The AACTA Awards were on this week. The new AFIs, that is (although the Australian Film Institute is still going). This year, the gongs being handed out for Aussie cinema are bestowed by this new body, the grandly named Australian Academy of Cinema and Television Arts, the “industry engagement arm” of the AFI.
Confused? Forget about the details: check out the fashion!
The Australian Academy is, by all reports, the brainchild of cherished Australian actor and current Australian of the Year Geoffrey Rush. It emerged from a review of the AFI conducted last year. Among its many laudable goals are celebrating the craft and skill of filmmaking, enhancing public interest in Australian screen culture and, perhaps most importantly, rescuing the annual awards ceremony from the increasing irrelevance it was sliding towards under the old AFI structure.
It must have seemed like a good idea at the time. The AFIs were dowdy and unpopular. Australian film seemed perennially to be in the doldrums. No one wanted to watch the films that won prizes, or the prize night itself.
And so the new awards were moved to the January-February window, to take advantage of Oscars fever in the US. As the AACTA’s website relates:
“In line with international best-practice models, AACTA draws upon some of the well recognised and understood elements of the AMPAS (USA) and BAFTA (UK) models, while tailoring these to meet local industry needs and traditions, and to ensure that the AACTA organsiaton model and the AACTA Awards remain distinctly Australian.”
A new TV deal was signed with the Nine Network. Hollywood A-list stars were lured back to our shores to present awards — or at least to an accompanying US-based event, where they could be beamed to the Sydney Opera House on the night to show their long-distance support. No effort was spared to spruce up the glamour, and put back a little razzle-dazzle.
Judging by the ratings, however, it didn’t work. The AACTAs largely failed to catch fire with Tuesday night television audiences, attracting a desultory 314,000 viewers nationally for a delayed 9.30pm telecast. That’s a little bit better than last year’s AFIs, but well short of what Nine would have been hoping for.
Perhaps its just as well more viewers didn’t tune in. The awards themselves were clunky and at times uncomfortable. There were some cringe-worthy moments, especially the many musical numbers (much as I love Justine Clarke), and some equally woeful scripted humour, particularly Rush’s terrible attempts to work sponsor Samsung into his repartee.
Of course, making awards nights interesting and slick is always a challenge. The Oscars have failed regulalry in recent years. And the AACTA’s were not unwatchable. There was plenty of on-screen talent, some fancy frocks and handsome faces, and yes, there was even some controversy.
But much of what went on made one wonder why the old AFIs were dumped in the first place. For a start, there were the moments when presenters clumsily tried to explain that, while such-and-such was receiving a very first AACTA gong, he or she had also won several AFIs previously. It’s a bit hard to celebrate the history if you’re determined to airbrush it away.

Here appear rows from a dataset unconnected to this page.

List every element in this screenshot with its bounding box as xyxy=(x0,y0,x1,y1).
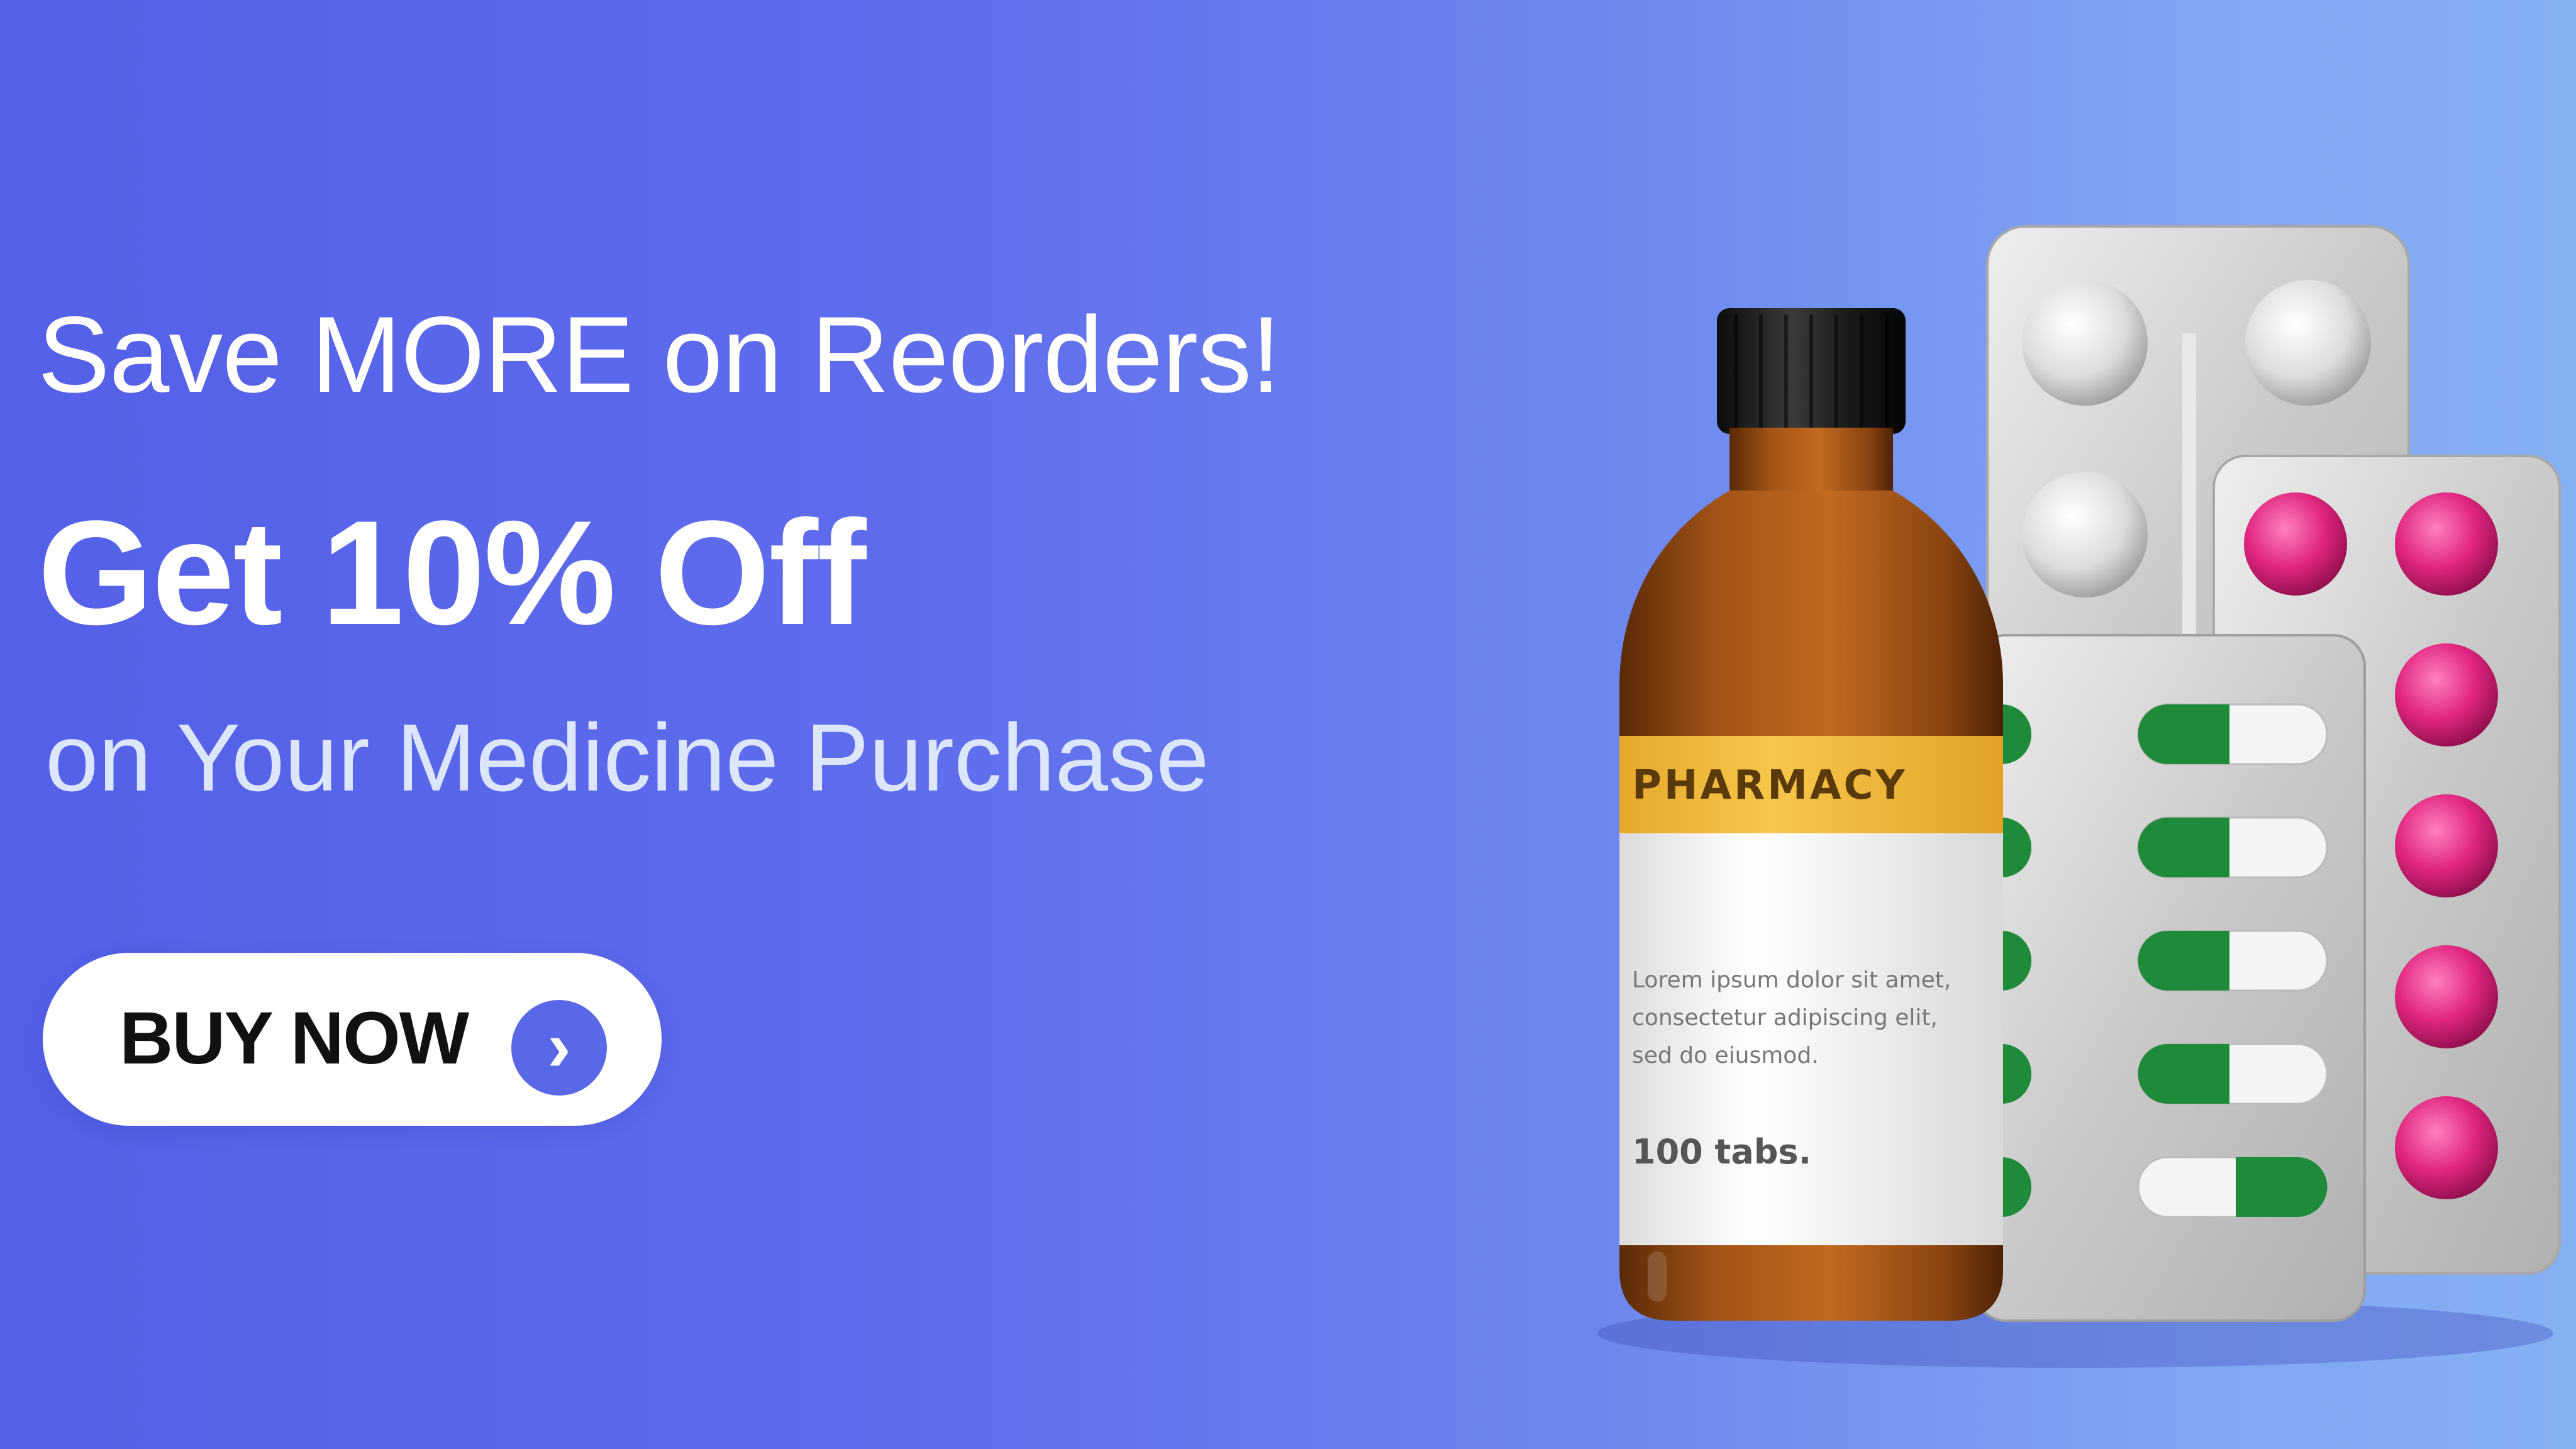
chevron-right-icon: › xyxy=(511,1000,607,1096)
bottle-label-count: 100 tabs. xyxy=(1632,1132,1811,1172)
buy-now-label: BUY NOW xyxy=(119,997,469,1080)
bottle-label-line: consectetur adipiscing elit, xyxy=(1632,1005,1938,1031)
product-image: PHARMACY Lorem ipsum dolor sit amet, con… xyxy=(1597,225,2561,1368)
promo-banner: Save MORE on Reorders! Get 10% Off on Yo… xyxy=(0,0,2576,1449)
offer-text: Get 10% Off xyxy=(38,490,867,656)
subline-text: on Your Medicine Purchase xyxy=(45,704,1209,811)
headline: Save MORE on Reorders! xyxy=(38,294,1281,415)
buy-now-button[interactable]: BUY NOW › xyxy=(43,953,662,1126)
bottle-label-brand: PHARMACY xyxy=(1632,762,1907,809)
bottle-label-line: Lorem ipsum dolor sit amet, xyxy=(1632,967,1951,993)
bottle-label-line: sed do eiusmod. xyxy=(1632,1043,1819,1069)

Then there were the usual patchy collection of Hollywood A-listers — or B-listers, such as the Lapaglias, who turned up to demonstrate that, however convincing their Aussie accents sound on screen, their native voice is now West Coast American. Episodes such as this rather undermine the whole “Australian voices” aspect of local funding justifications, regularly trotted out by the local screen lobby whenever discussions turn to levels of domestic screen funding.
But the main impression Crikey took away from the first AACTAs was the continuing immaturity of the local screen sector, which, in commercial terms, remains largely a satellite of Hollywood production, vulnerable to the fluctuations of the Australian dollar and competition from other jurisdictions competing to lure away Hollywood’s “runaway” production. The Hollywood stars on show certainly added lustre, but they also highlight the fact local production relies more and more on name-brand actors to facilitate funding and distribution deals. This trend is only likely to accelerate. Australia’s greatest export in the screen sector tends to be individual talents, as we will likely always lack the local funding depth to genuinely compete against Hollywood blockbusters.
Where Australian screen can compete is in the indie sector, an area that also offers our best hope for international distribution. And yet this is the end of the sector that the AFIs used to be good at celebrating, and that many in the Australian screen sector feel ambivalent about.
It’s not just curmudgeonly local critics, such as The Age‘s Jim Schembri, who copped yet another spray on awards night (this time from Stephen Elliott, whose ill-tempered coming-outburst was edited out by Channel Nine), but also many prominent producers, such as the Screen Producers Association’s voluble Anthony Ginnane who insisted Australian scripts and concepts are simply not populist enough. There are significant artistic issues with many Australian features, but it’s also worth pointing out the many artistic successes: The Black Balloon, which Schembri also slammed when released, turned out to do well in local and international markets, and is a warm and human piece of cinema to boot. Snowtown looks likely to be just as well received in the small-market US indie release to which it is best suited.
It is possible that Australia is on the cusp of a new golden era of cinema, if only we’re prepared to recognise what it looks like. The future of media in general is likely to be split into ever more and smaller niches, and in a sense this levels the playing field to allow small-budget Australian films to compete at festivals such as Sundance. In contrast, cinema in its big-budget manifestations may well have had its day, at least in the dominant sense of blockbuster mass-market culture.
For this reason, it was all the more puzzling to see documentaries excluded from the main program as part of the AACTAs, which decided to have a smaller, earlier presentation for all the so-called “minor” awards in the week before the big Opera House event. The folly of this should be immediately apparent. Film is an industry composed of many crafts and genres, and the technical prowess of the many technicians involved is just as critical to a film’s success. Further, documentaries are surely one of the most intellectually important aspects of the entire artform, so relegating them to the equivalent of the little kids’ table is not just disrespectful, but also probably unwise.
The desire to frolic in the reflected dazzle of Hollywood is understandable, but it is ultimately self-defeating. The future of Australian cinema is not as mass entertainment — which is not surprising, given that it certainly isn’t the present. A more mature industry awards night would revel in the beauty of smallness, and understand the inherent strength of diversity.
Failing that of course, we could just look for a decent host. Geoffrey Rush, your country still needs you.